There were more absurd statements, but you get the picture. It’s not just the fact that Sparapani’s comments were unhinged from reality that bothers me — the general tone was belligerent and disturbing. I missed a few minutes of the panel, during which he apparently he responded to a criticism from Chris Conley of the ACLU by saying “I was at the ACLU longer than you’ve been there.” This is unprofessional, undignified and a non-answer.
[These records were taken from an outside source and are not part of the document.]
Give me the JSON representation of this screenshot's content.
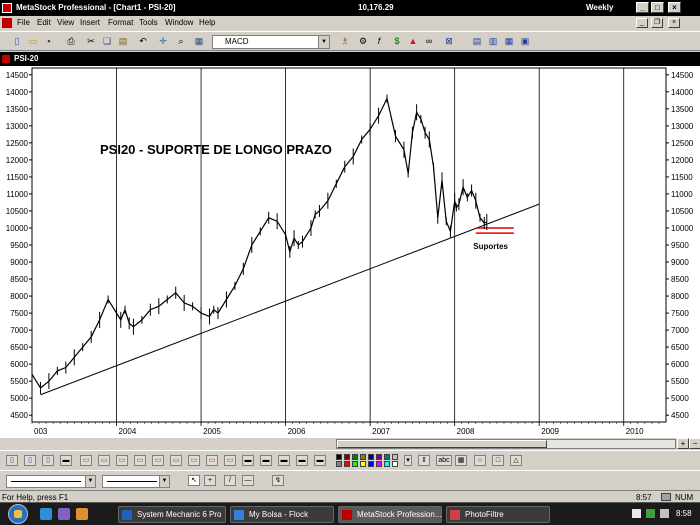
{
  "window": {
    "title": "MetaStock Professional - [Chart1 - PSI-20]",
    "price": "10,176.29",
    "period": "Weekly",
    "min_label": "_",
    "max_label": "□",
    "close_label": "×"
  },
  "menu": {
    "items": [
      "File",
      "Edit",
      "View",
      "Insert",
      "Format",
      "Tools",
      "Window",
      "Help"
    ]
  },
  "toolbar": {
    "indicator_value": "MACD"
  },
  "chart_window": {
    "title": "PSI-20"
  },
  "chart_data": {
    "type": "line",
    "title": "PSI20 - SUPORTE DE LONGO PRAZO",
    "annotation": "Suportes",
    "x_ticks": [
      "003",
      "2004",
      "2005",
      "2006",
      "2007",
      "2008",
      "2009",
      "2010"
    ],
    "y_ticks": [
      4500,
      5000,
      5500,
      6000,
      6500,
      7000,
      7500,
      8000,
      8500,
      9000,
      9500,
      10000,
      10500,
      11000,
      11500,
      12000,
      12500,
      13000,
      13500,
      14000,
      14500
    ],
    "ylim": [
      4300,
      14700
    ],
    "xlim": [
      2003.0,
      2010.5
    ],
    "series": [
      {
        "x": [
          2003.0,
          2003.1,
          2003.2,
          2003.3,
          2003.4,
          2003.5,
          2003.6,
          2003.7,
          2003.8,
          2003.9,
          2004.0,
          2004.05,
          2004.1,
          2004.15,
          2004.2,
          2004.3,
          2004.4,
          2004.5,
          2004.6,
          2004.7,
          2004.8,
          2004.9,
          2005.0,
          2005.1,
          2005.15,
          2005.2,
          2005.3,
          2005.4,
          2005.5,
          2005.6,
          2005.7,
          2005.8,
          2005.9,
          2006.0,
          2006.05,
          2006.1,
          2006.15,
          2006.2,
          2006.3,
          2006.35,
          2006.4,
          2006.5,
          2006.6,
          2006.7,
          2006.8,
          2006.9,
          2007.0,
          2007.1,
          2007.2,
          2007.3,
          2007.4,
          2007.45,
          2007.5,
          2007.55,
          2007.6,
          2007.65,
          2007.7,
          2007.75,
          2007.8,
          2007.85,
          2007.9,
          2007.95,
          2008.0,
          2008.02,
          2008.05,
          2008.1,
          2008.15,
          2008.2,
          2008.25,
          2008.3,
          2008.35,
          2008.38
        ],
        "values": [
          5700,
          5300,
          5500,
          5800,
          5900,
          6200,
          6500,
          6800,
          7300,
          7900,
          7500,
          7300,
          7600,
          7200,
          7100,
          7300,
          7600,
          7700,
          7900,
          8100,
          7800,
          7700,
          7500,
          7400,
          7600,
          7500,
          7900,
          8300,
          8800,
          9500,
          9900,
          10300,
          10200,
          9800,
          9300,
          9700,
          9500,
          9600,
          10000,
          10400,
          10500,
          10800,
          11300,
          11800,
          12100,
          12600,
          12900,
          13300,
          13800,
          12700,
          12300,
          11600,
          12800,
          13400,
          13200,
          12800,
          12600,
          11800,
          10300,
          11400,
          10200,
          9900,
          10800,
          10600,
          10700,
          11200,
          10900,
          11100,
          10800,
          10300,
          10150,
          10176
        ]
      }
    ],
    "trendline": {
      "x": [
        2003.1,
        2009.0
      ],
      "values": [
        5100,
        10700
      ]
    },
    "support_lines": [
      10000,
      9850
    ]
  },
  "bottom_toolbar": {
    "buttons": [
      "↖",
      "+",
      "/",
      "—",
      "↯"
    ],
    "text_tool": "abc"
  },
  "status": {
    "help": "For Help, press F1",
    "time": "8:57",
    "num": "NUM"
  },
  "taskbar": {
    "tasks": [
      "System Mechanic 6 Pro",
      "My Bolsa - Flock",
      "MetaStock Profession...",
      "PhotoFiltre"
    ],
    "clock": "8:58"
  },
  "colors": {
    "title_bg": "#000000",
    "chart_line": "#000000",
    "support": "#e00000",
    "taskbar": "#1b1b1b"
  }
}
Amusingly, he claimed that Facebook was “very proud” of various aspects of their privacy track record at least half a dozen times in the course of the panel.
Contrast all this with Mark Zuckerberg’s comments in an interview with Michael Arrington, which can be summed up as “the age of privacy is over.” That article goes on to say that Facebook’s actions caused the shift in social norms (to the extent that they have shifted at all) rather than merely responding to them. Either way, it is unquestionable that Facebook’s true behavior at the present time pays lip service to privacy, and Zuckerberg’s statement is a more-or-less honest reflection of that. On the other hand, as I have shown, the company sings a completely different tune when the FTC is listening.
Engaging privacy skeptics
Aside from Facebook’s shenanigans, I feel that that there are two groups in the privacy debate who are talking past each other. One side is represented by consumer advocates, and is largely echoed by the official position of the FTC. The other side’s position can be summed up as “yeah, whatever.” When expressed coherently, there are three tenets of this position (with the caveats that not all privacy skeptics adhere to all three):
- Users don’t care about privacy any more
- Even if they do, privacy is impossible to achieve in the digital age, so get over it
- There are no real harms arising from privacy breaches.
To the right is an illustrative example of a mainstream-media representative who was at the workshop covering it on Twitter through the lens of his preconceived prejudices.
Privacy scholars never engage with the skeptics because the skeptical viewpoint appears obviously false to anyone who has done some serious thinking about privacy. However, it is crucial to engage the opponents, because 1. the skeptical view is extremely common 2. many of the startups coming out of the valley fall into this group, and they are are going to have control over increasing amounts of user data in the years to come.
The “privacy is dead” view was most famously voiced by Scott McNealy. In its extreme form it is easy to argue against: “start streaming yourself live on the Internet 24/7, and then we’ll talk.” (To be sure, a few people did this 10 years ago as a publicity stunt, but it is obvious that the vast majority of people aren’t ready for this level of invasiveness of monitoring/data collection.) But engaging with skeptics isn’t about refutation, it’s about dealing with a different way of thinking and getting the message across to the other side. Unfortunately real engagement hasn’t really been happening.
I have a double life in academia and the startup world, and I think this puts me in a somewhat unusual position of being able to appreciate both sides of the argument. My own viewpoint is somewhere in the middle; I will expand on this theme in future blog posts.